The fermentation of artificial sweeteners by the gut microbiota is not yet fully established, although the current reports are based on the fermentative capacity of the colon microbiota on sugars and other compounds in the diet [54]. Other studies report that steviol is fermented by bacteria present in the colon; this fermentation is mediated mainly by the genus Bacteroides producing steviol as the main metabolite [55, 56]. In general, most reports study the microbiota of the colon, but there are few reports that attempt to clarify its effect at the level of the small intestine and its relationship with the immune system.
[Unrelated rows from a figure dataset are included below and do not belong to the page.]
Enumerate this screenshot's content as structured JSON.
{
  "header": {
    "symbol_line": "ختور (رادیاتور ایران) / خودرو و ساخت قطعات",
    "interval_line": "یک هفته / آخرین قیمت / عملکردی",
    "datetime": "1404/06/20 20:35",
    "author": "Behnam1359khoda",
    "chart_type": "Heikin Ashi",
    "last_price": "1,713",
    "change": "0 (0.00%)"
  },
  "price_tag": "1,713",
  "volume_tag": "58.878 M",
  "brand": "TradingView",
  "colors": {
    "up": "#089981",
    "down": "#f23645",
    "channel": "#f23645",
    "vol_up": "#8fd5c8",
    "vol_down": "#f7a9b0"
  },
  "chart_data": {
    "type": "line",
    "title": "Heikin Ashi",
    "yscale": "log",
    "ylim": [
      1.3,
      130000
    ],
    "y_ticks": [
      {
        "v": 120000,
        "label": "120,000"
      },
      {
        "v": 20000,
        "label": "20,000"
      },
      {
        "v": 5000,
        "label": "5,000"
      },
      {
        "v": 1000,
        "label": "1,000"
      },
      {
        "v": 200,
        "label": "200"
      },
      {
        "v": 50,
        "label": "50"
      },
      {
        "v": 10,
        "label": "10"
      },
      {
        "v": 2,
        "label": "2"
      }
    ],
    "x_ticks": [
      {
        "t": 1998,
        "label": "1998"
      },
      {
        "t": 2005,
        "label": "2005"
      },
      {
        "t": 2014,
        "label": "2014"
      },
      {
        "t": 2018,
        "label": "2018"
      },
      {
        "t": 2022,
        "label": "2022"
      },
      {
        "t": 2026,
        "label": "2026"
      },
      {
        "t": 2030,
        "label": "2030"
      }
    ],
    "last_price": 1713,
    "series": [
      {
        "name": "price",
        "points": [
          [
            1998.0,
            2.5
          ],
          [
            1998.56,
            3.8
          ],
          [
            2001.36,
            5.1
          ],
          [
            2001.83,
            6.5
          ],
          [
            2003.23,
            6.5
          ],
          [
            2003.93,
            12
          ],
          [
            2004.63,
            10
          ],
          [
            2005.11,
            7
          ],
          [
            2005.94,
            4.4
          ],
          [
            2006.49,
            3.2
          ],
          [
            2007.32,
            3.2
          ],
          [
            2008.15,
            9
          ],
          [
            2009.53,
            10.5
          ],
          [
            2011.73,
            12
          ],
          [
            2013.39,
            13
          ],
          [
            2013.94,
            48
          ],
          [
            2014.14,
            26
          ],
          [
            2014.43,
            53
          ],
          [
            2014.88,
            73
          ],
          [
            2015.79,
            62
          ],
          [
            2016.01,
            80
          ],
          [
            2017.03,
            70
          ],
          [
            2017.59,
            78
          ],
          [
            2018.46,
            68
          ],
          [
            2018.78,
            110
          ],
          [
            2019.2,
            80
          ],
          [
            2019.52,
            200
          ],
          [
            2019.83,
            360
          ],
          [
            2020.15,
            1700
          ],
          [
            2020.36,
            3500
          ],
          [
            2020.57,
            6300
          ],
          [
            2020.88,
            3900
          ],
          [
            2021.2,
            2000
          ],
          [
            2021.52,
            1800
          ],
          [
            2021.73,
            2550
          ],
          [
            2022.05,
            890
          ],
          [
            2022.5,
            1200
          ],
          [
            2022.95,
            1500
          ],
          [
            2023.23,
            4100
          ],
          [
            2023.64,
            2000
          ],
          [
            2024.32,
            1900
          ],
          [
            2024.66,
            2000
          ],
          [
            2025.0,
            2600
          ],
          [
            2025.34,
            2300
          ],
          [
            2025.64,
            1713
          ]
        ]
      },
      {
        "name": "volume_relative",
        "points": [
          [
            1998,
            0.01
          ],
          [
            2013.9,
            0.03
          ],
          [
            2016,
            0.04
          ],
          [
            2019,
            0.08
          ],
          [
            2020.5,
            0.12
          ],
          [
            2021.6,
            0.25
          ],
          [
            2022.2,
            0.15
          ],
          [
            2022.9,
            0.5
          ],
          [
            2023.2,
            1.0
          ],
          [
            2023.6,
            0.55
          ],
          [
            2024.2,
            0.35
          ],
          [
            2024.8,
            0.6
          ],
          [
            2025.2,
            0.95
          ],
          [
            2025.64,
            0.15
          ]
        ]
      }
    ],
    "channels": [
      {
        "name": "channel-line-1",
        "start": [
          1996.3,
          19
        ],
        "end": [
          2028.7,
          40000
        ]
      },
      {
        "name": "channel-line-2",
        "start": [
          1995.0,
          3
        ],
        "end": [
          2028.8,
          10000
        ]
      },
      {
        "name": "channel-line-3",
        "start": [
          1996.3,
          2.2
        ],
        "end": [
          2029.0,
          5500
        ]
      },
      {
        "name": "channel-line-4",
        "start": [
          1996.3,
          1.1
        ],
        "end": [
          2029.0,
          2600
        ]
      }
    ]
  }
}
Although the Bacteroides are the most abundant in the gut microbiota and the most studied at present for their ability to use glycans and form short chain fatty acids as a product of their fermentation [57, 58], it is necessary to establish the mechanisms of action by which the intestinal microbiota as a whole is able to degrade and metabolize nonnutritive sweeteners [59]. In the present study, the most abundant genus was Bacillus in all groups of the small intestine microbiota, being this the most important difference with the colon microbiota.

5. Conclusions

The consumption of sweeteners is not related to food intake or energy intake; the highest intake of food and energy was presented in the Control group, which had a lower water intake compared to the mice that received sweetener. The highest ingestion of sweetener is directly related to the increase in body mass index; the mice that received Svetia® ingested a greater amount of sweetener at the end of the study and presented the highest increase in BMI.

The consumption of sweeteners increases the percentage of CD3+CD8+ lymphocytes in Peyer’s patches and CD3+CD4+ in the lamina propria, in addition to modifying the composition of the intestinal microbiota. The groups supplemented with sweeteners had a greater diversity of the intestinal microbiota compared with the Control groups; the sucrose A and B groups presented a greater diversity of bacteria in terms of gender and species identified.

Despite this great diversity of genera and species identified, the genus that predominated in all study groups was the genus Bacillus, which may suggest that the genus Bacillus may have the ability to adapt to sweeteners regardless of origin or nutritional contribution of the same.

More research is needed regarding the interaction of intestinal microbiota and sweeteners; the evidence that exists today is not clear or conclusive; this study shows the modification of bacterial diversity caused by the ingestion of one or another sweetener; however, the main metabolic pathways or mechanisms of action by which the intestinal microbiota is able to degrade the different sweeteners and use the residual metabolites are still unknown.

Data Availability

The quantitative data used to support the findings of this study are available from the corresponding author upon request, in format of SPSS data base. The qualitative DNA data were compared and deposited in the GenBank: https://blast.ncbi.nlm.nih.gov with the access number in GenBank, located in Tables 6(a) and 6(b).

Conflicts of Interest

The authors declare that there are no conflicts of interest regarding the publication of this paper.

Acknowledgments

The authors acknowledge the Consejo Nacional de Ciencia y Tecnología (CONACyT) for the support granted for the realization of this project as part of the academic program of the Master of Science in Health.